As you repeat data more and more, the Chinchilla multiplier of data/parameters (data in tokens divided by number of active parameters for an optimal use of given compute) gradually increases from 20 to 60 (see the data-constrained efficient frontier curve in Figure 5 that tilts lower on the parameters/data plot, deviating from the Chinchilla efficient frontier line for data without repetition). You can repeat data essentially without penalty about 4 times, efficiently 16 times, and with any use at all 60 times (at some point even increasing parameters while keeping data unchanged starts decreasing rather than increasing performance). This gives a use for up to 100x more compute, compared to Chinchilla optimal use of data that is not repeated, while retaining some efficiency (at 16x repetition of data). Or up to 1200x more compute for the marginally useful 60x repetition of data.
The datasets you currently see at 15-30T tokens scale are still highly filtered compared to available raw data (see Figure 4). The scale feasible within a few years is about 2e28-1e29 FLOPs) (accounting for hypothetical hardware improvement and larger datacenters of early 2030s; this is physical, not effective compute). Chinchilla optimal compute for a 50T token dataset is about 8e26 FLOPs, which turns into 8e28 FLOPs with 16x repetition of data, up to 9e29 FLOPs for the barely useful 60x repetition. Note that sometimes it’s better to perplexity-filter away half of a dataset and repeat it twice than to use the whole original dataset (yellow star in Figure 6; discussion in the presentation), so using highly repeated data on 50T tokens might still outperform less-repeated usage of less-filtered data, which is to say finding 100T tokens by filtering less doesn’t necessarily work at all. There’s also some double descent for repetition (Appendix D; discussion in the presentation), which suggests that it might be possible to overcome the 60x repetition barrier (Appendix E) with sufficient compute or better algorithms.
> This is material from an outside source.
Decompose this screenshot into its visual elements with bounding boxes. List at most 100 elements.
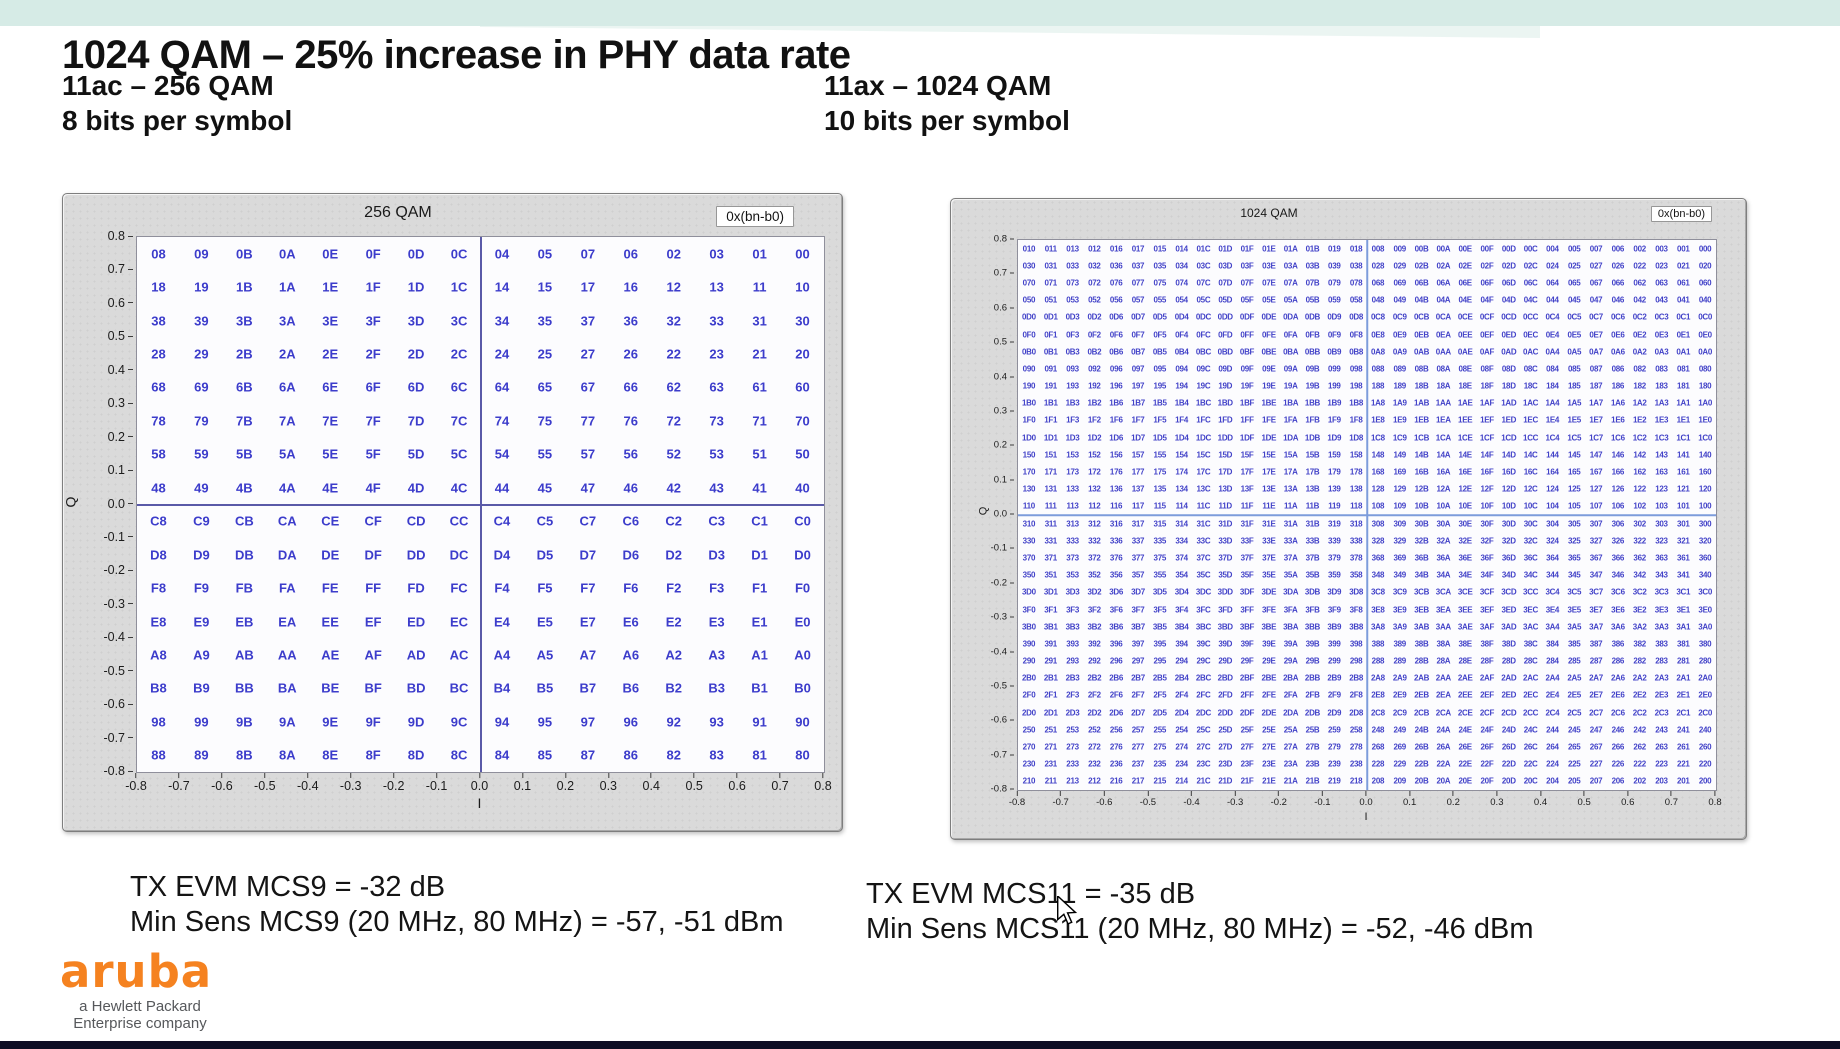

In any case the OOMs match between what repeated data allows and the compute that’s plausibly available in the near future (4-8 years). There’s also probably a significant amount of data to be found that’s not on the web, and every 2x increase in unique reasonable quality data means 4x increase in compute. Where data gets truly scarce soon is for highly overtrained inference-efficient models.
I agree that repeated training will change the picture somewhat. One thing I find quite nice about the linked Epoch paper is that the range of tokens is an order of magnitude, and even though many people have ideas for getting more data (common things I hear include “use private platform data like messaging apps”), most of these don’t change the picture because they don’t move things more than an order of magnitude, and the scaling trends want more orders of magnitude, not merely 2x.
Repeated data is the type of thing that plausibly adds an order of magnitude or maybe more.
The point is that you need to get quantitative in these estimates to claim that data is running out, since it has to run out compared to available compute, not merely on its own. And the repeated data argument seems by itself sufficient to show that it doesn’t in fact run out in this sense.
Data still seems to be running out for overtrained models, which is a major concern for LLM labs, so from their point of view there is indeed a salient data wall that’s very soon going to become a problem. There are rumors of synthetic data (which often ambiguously gesture at post-training results while discussing the pre-training data wall), but no published research for how something like that improves the situation with pre-training over using repeated data.